De la patate, malgré des mécaniques Roguelite trop timides
Le côté Roguelite, s’il est réussit dans la forme, est donc un peu léger dans le fond. Double Dragon Gaiden se récupère dans les mécaniques Beat’em all, le principal selon moi. Les fans de la licence retrouveront tout de suite leurs marques, avec des enchainement simples, des coups coups forts, faibles, spéciaux, l’utilisation d’armes, des prises, un saut (un peu lourd mais permettant une frappe bien utile). Bien entendu, le bestiaire exploite bien tout ça, jusque dans des boss parfois bien coriaces.
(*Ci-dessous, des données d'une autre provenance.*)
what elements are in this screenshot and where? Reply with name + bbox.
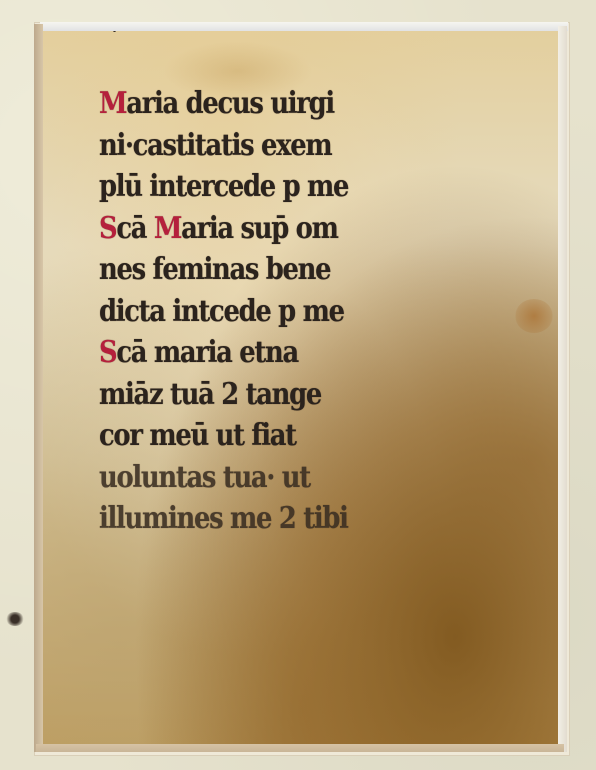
text-line: illumines me 2 tibi [99, 498, 409, 540]
text-line: miāz tuā 2 tange [99, 374, 409, 416]
ink-speck [113, 31, 116, 32]
mat-bevel-bottom [36, 744, 564, 752]
vellum-leaf: Maria decus uirgi ni·castitatis exem plū… [43, 31, 558, 744]
text-line: nes feminas bene [99, 249, 409, 291]
rubricated-initial: S [99, 335, 116, 370]
text-line: ni·castitatis exem [99, 125, 409, 167]
mat-bevel-top [40, 22, 568, 31]
rubricated-initial: M [154, 211, 181, 246]
mat-bevel-right [558, 26, 567, 752]
text-line: Scā maria etna [99, 332, 409, 374]
text-line: dicta intcede p me [99, 291, 409, 333]
manuscript-text: Maria decus uirgi ni·castitatis exem plū… [99, 83, 459, 540]
rubricated-initial: S [99, 211, 116, 246]
text-line: plū intercede p me [99, 166, 409, 208]
stain-spot [515, 299, 553, 333]
text-line: uoluntas tua· ut [99, 457, 409, 499]
mat-bevel-left [34, 24, 43, 752]
text-line: Scā Maria sup̄ om [99, 208, 409, 250]
text-line: cor meū ut fiat [99, 415, 409, 457]
stray-ink-mark [6, 612, 24, 626]
text-line: Maria decus uirgi [99, 83, 409, 125]
rubricated-initial: M [99, 86, 126, 121]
Les véritables originalités, de ce côté, se situent dans le duo : on passe d’un personnage à l’autre, en ayant à l’esprit l’énergie du comparse mais aussi ses capacités. On a aussi les KO spéciaux, récompensant la bonne utilisation des attaques. Enfin, le cheminement se fait plus permissif, avec des moments où l’on prendra le temps d’explorer les environnements. Bon, on n’est pas non plus dans un jeu d’aventure, mais tout de même les joueurs sont récompensés. Enfin, il faut signaler la présence du multijoueur, passage incontournable au fun bien marqué.
Je ne peux que vous conseiller de ne pas opter pour une difficulté trop basse, car cela diminuera drastiquement une durée de vie déjà pas folichonne. Un run de Double Dragon Gaiden peut se faire en moins de deux heures. Débloquer l’entièreté du contenu, venir à bout des défis, bref atteindre le 100% est faisable en sept heures. La seule rejouabilité se fait grâce au multijoueur. Techniquement, le résultat est solide : c’est fluide et je n’ai relevé aucun bug. Par contre, la direction artistique peut prendre à contrepied les attentes des fans de la licence. Celle-ci, jusqu’ici ancrée dans une sorte de réalisme évidemment surjoué, laisse place à un rendu plus mignon des personnages, et des décors hyper colorés. Ce n’est pas moche, loin de là, mais il me semble que ça retire une partie de la personnalité de la série. L’ambiance sonore, elle, est une grande qualité du titre, avec des musiques entrainantes et des bruitages percutants.